Under the pressure of public debts many sectors of the Argentinian economy have been privatized in the 90ies: water supply, energy supply, remote communications and a large share of public transport. While the poverty of the people exacerbated and all life sustainmant costs were on the rise the government found itself constrained by heavy riots to do something against the rise in prices for electric current and water which did especially hit the poorer classes of the population: The government mandated a cap in prices for electricity and water.
The result were heavy international dispute settlement claims. In the year 2006 on third of all ICSID claims were targeted against Argentinia. Some lawsuits have already been finished: Argentinia is supposed to pay 165 Million USD to the water supplier Azurix (USA), 54 Million USD to the energy supplier National Grid (UK), 133 Million USD to the gas supplier CMS (USA) and 185 Million USD to the investment group BF (UK).
In the face of these horrifying prospects the Argentinian government considers to break up with all of its free trade agreements which contain so called investor protection clauses. This may be the only viable way for the future. Other countries like Ecuador, Venezuela and Bolivia have already done so.
We believe that it should not be necessary to comment any further about any of these issues as we believe that most people will have a natural feeling of justice. Isn`t it direly perverted to prosecute those people by law who should in deed be saved against various partially severe crimes commited by leaders of international concerns and companies? .- apart from the fact that many, most or all of the said cases seem to contradict legal conceptions as they are currently established a.o. in the member states of the European Union (The really bad thing is that these courts take precedence over national courts.).
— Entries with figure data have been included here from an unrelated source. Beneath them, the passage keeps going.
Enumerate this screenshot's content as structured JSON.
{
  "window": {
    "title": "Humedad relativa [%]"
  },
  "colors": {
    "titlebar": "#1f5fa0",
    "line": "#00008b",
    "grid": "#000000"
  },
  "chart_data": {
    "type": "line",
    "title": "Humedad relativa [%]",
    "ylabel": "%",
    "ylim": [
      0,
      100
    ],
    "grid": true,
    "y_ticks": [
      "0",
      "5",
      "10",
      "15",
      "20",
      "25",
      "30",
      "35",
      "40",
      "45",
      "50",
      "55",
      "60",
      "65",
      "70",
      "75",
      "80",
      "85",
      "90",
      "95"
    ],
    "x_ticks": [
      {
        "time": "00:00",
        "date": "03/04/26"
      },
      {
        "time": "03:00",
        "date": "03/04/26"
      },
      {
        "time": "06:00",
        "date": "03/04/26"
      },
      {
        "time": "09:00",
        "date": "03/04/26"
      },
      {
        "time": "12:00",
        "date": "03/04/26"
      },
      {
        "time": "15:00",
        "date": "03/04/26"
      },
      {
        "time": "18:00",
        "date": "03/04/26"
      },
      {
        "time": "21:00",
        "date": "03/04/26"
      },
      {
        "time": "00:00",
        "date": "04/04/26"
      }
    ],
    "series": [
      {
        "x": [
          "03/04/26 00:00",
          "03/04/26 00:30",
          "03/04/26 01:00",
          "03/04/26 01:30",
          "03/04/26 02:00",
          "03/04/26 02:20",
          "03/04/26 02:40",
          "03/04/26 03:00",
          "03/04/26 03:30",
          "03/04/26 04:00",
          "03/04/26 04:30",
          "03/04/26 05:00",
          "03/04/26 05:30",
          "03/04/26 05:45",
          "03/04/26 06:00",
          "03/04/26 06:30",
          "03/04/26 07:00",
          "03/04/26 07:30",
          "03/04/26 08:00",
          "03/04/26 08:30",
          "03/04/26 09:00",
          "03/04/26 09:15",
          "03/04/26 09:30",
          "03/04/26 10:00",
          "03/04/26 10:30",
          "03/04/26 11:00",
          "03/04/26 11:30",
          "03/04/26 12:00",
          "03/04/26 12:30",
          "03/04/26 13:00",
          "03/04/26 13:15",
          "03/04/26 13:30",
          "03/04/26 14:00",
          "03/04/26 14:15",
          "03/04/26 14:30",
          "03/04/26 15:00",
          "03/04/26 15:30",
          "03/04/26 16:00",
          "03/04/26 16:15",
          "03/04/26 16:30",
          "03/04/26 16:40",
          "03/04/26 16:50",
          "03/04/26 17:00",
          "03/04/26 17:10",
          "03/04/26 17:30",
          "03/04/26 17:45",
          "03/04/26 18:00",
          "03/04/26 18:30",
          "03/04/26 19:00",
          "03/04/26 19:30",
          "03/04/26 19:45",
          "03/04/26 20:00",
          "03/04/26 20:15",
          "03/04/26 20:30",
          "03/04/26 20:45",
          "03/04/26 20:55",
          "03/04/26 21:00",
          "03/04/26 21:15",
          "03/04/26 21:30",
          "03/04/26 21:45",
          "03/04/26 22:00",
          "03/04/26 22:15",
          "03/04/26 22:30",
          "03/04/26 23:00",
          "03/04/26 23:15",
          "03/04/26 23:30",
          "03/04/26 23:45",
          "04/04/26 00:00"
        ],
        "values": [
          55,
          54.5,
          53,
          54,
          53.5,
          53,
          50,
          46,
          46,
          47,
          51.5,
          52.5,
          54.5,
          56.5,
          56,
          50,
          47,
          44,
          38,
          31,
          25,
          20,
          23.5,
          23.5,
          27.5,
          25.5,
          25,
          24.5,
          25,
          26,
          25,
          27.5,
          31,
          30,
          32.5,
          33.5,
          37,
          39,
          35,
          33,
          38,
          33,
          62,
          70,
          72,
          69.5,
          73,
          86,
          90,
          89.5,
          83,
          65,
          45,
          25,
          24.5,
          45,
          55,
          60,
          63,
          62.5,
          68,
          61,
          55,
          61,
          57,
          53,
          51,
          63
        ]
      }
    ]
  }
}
For those who simply can not believe what they have just read it should be time to wake up!
Joining one of the free trade agreements like TTIP, CETA or TISA at least without discarding the clauses for investor state protection may be the end of the “European Dream”. It is most likely that Europe would simply fall apart into singleton nation states (which we believe can defend themselves much worse than a joint union of states; one could just remember the GATS which was taken back in Austria only because of joining the European Union) because withdrawing from such agreements and staying part of the European Union would only be possible if all government heads consented. We believe it to be almost impossible that any folk of the world will bear such an aggravation of injustice, crime and deterioration of living circumstance in endurance.
Note that in our opinion not even an economic justifications can be given for so called investor state dispute resolutions. Interest rates and profits are considered to be a compensation for economic engagement and especially the risks. If there is no more risk for the investor because the public becomes liable for enterpreneurial risks then what justification is there for high profits? (We also see this with large banks which are considered “system critical”.) It is heavily unfair in order not to say that it is a crime to challenge the public for expected profits and the risk of loss; apart from that: How fair is a game where those who are in leadership can change the rules of the game arbitrarily?